The most concrete evidence of this shift arrived in June 2025, when Singapore-based Digital Edge and B.Grimm Power, one of Thailand's largest private energy producers, announced a joint venture to develop hyperscale and AI-ready data centre campuses across the country.
Their flagship project — a 100-megawatt campus in Chonburi, formally now under construction following a groundbreaking in March 2026 — forms part of a US$1 billion investment plan backed by a US$880 million green loan, the largest such financing of its kind in Thailand.
The ready-for-service date is targeted for the fourth quarter of 2026.
What distinguishes this project from conventional data centre developments is its energy architecture.

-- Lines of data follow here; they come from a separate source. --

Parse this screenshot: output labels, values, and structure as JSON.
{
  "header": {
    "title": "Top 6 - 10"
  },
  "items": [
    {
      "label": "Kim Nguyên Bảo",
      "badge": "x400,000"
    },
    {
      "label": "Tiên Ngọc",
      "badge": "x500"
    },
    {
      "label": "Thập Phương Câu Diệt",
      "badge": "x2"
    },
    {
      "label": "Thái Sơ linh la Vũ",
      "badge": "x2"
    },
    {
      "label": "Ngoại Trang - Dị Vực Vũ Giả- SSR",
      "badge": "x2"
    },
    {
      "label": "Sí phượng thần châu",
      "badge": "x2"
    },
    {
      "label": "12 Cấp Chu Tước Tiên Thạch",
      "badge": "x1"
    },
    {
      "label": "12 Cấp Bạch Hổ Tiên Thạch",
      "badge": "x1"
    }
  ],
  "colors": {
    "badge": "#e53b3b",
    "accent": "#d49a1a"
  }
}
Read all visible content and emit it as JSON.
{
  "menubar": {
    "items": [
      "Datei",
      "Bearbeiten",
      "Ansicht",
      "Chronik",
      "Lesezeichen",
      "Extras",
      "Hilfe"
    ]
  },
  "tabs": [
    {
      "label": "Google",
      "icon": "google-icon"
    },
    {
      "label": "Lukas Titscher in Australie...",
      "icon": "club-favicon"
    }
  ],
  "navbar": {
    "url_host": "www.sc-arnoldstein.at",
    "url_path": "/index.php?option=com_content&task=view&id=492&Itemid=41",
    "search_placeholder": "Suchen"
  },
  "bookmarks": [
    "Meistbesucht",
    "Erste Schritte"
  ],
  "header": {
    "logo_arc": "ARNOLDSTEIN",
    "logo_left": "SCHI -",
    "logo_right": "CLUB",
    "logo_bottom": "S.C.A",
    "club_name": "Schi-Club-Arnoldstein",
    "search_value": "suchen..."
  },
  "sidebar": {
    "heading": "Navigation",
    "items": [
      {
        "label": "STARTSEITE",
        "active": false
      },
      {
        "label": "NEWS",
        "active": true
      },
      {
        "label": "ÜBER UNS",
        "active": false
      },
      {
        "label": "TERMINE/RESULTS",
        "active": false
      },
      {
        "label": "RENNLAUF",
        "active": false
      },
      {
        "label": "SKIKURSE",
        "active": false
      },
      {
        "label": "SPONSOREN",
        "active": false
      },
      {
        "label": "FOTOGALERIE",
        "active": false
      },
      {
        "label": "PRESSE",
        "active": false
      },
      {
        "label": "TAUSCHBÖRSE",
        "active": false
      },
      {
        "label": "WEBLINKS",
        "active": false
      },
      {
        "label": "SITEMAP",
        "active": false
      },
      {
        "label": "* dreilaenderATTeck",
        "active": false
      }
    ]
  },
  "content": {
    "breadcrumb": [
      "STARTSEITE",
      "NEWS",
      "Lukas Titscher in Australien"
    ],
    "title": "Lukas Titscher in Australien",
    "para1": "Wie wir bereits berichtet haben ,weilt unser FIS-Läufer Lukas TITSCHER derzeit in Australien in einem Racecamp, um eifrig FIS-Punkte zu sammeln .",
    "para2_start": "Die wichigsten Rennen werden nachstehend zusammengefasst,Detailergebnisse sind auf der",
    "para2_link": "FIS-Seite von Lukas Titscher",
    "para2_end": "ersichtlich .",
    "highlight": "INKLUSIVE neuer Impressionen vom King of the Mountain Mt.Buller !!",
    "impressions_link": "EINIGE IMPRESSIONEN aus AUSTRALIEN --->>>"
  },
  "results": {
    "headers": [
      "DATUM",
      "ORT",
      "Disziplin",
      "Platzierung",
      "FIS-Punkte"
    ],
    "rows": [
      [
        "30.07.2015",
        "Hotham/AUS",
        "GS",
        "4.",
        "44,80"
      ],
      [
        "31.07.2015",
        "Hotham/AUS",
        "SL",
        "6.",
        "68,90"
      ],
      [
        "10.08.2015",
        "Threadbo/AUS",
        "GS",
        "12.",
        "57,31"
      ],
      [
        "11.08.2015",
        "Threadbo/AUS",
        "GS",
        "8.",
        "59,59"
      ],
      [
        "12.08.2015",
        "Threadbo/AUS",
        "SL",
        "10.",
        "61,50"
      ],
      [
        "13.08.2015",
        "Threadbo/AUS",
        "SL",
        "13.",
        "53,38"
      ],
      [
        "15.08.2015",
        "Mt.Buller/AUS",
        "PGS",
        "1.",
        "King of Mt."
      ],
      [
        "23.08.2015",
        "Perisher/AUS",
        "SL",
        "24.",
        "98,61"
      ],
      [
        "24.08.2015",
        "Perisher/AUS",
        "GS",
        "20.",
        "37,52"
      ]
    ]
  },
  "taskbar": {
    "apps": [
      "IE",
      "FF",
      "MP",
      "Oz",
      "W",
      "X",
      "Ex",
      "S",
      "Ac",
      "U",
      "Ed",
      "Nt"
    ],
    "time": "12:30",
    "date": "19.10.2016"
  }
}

B.Grimm Power's portfolio currently spans 70 power plants across Asia, with a total installed capacity of 4,654 megawatts. Its stated strategy — branded "GreenLeap — Global and Green" — targets more than 50 per cent renewable energy by 2030 and net-zero carbon emissions by 2050.
The Chonburi campus will be powered primarily by this renewable portfolio, which includes co-generation plants, solar arrays, and battery storage systems, embedded directly into the EEC's emerging microgrid infrastructure.
Thailand's grid modernisation market provides the broader context.
According to Credence Research, the sector was valued at US$152.65 million in 2024 and is projected to reach US$587.68 million by 2032, growing at a compound annual rate of 18.35 per cent.
Key drivers include the integration of renewable sources, government sustainability mandates, and the adoption of smart grid technologies and advanced distribution management systems.
Regional growth is concentrated precisely in the areas where B.Grimm and the EEC are most active: Bangkok, Chonburi, Chiang Mai, and southern Thailand.
The EEC's own planning documents reflect an ambitious vision. Its liveable smart city project, planned to span 10,000 hectares and accommodate two million inhabitants at full build-out, includes smart grids, smart water and waste systems, and digital infrastructure as core components of a single public-private partnership structure.
The Thai government approved a 1.35 trillion baht (approximately US$44 billion) development plan for the EEC in December 2022, targeting completion of the business and financial hub by 2025 and a world top-10 smart city ranking by 2037. The guidelines stipulate that 40 per cent of buildings meet LEED Silver or Gold certification and that 30 per cent of land use comprises green space.
The design principle at work here is one of decentralisation: energy infrastructure that is not a distant burden but a distributed, co-located asset.
Co-generation plants and solar rooftops mapped contiguously with data centres and residential zones create what planners call a "self-healing" grid — one capable of localised energy trading under Thailand's emerging Third-Party Access framework.
For the companies and communities that will eventually inhabit these districts, the invisible architecture of the smart grid may prove as consequential as any physical structure above ground.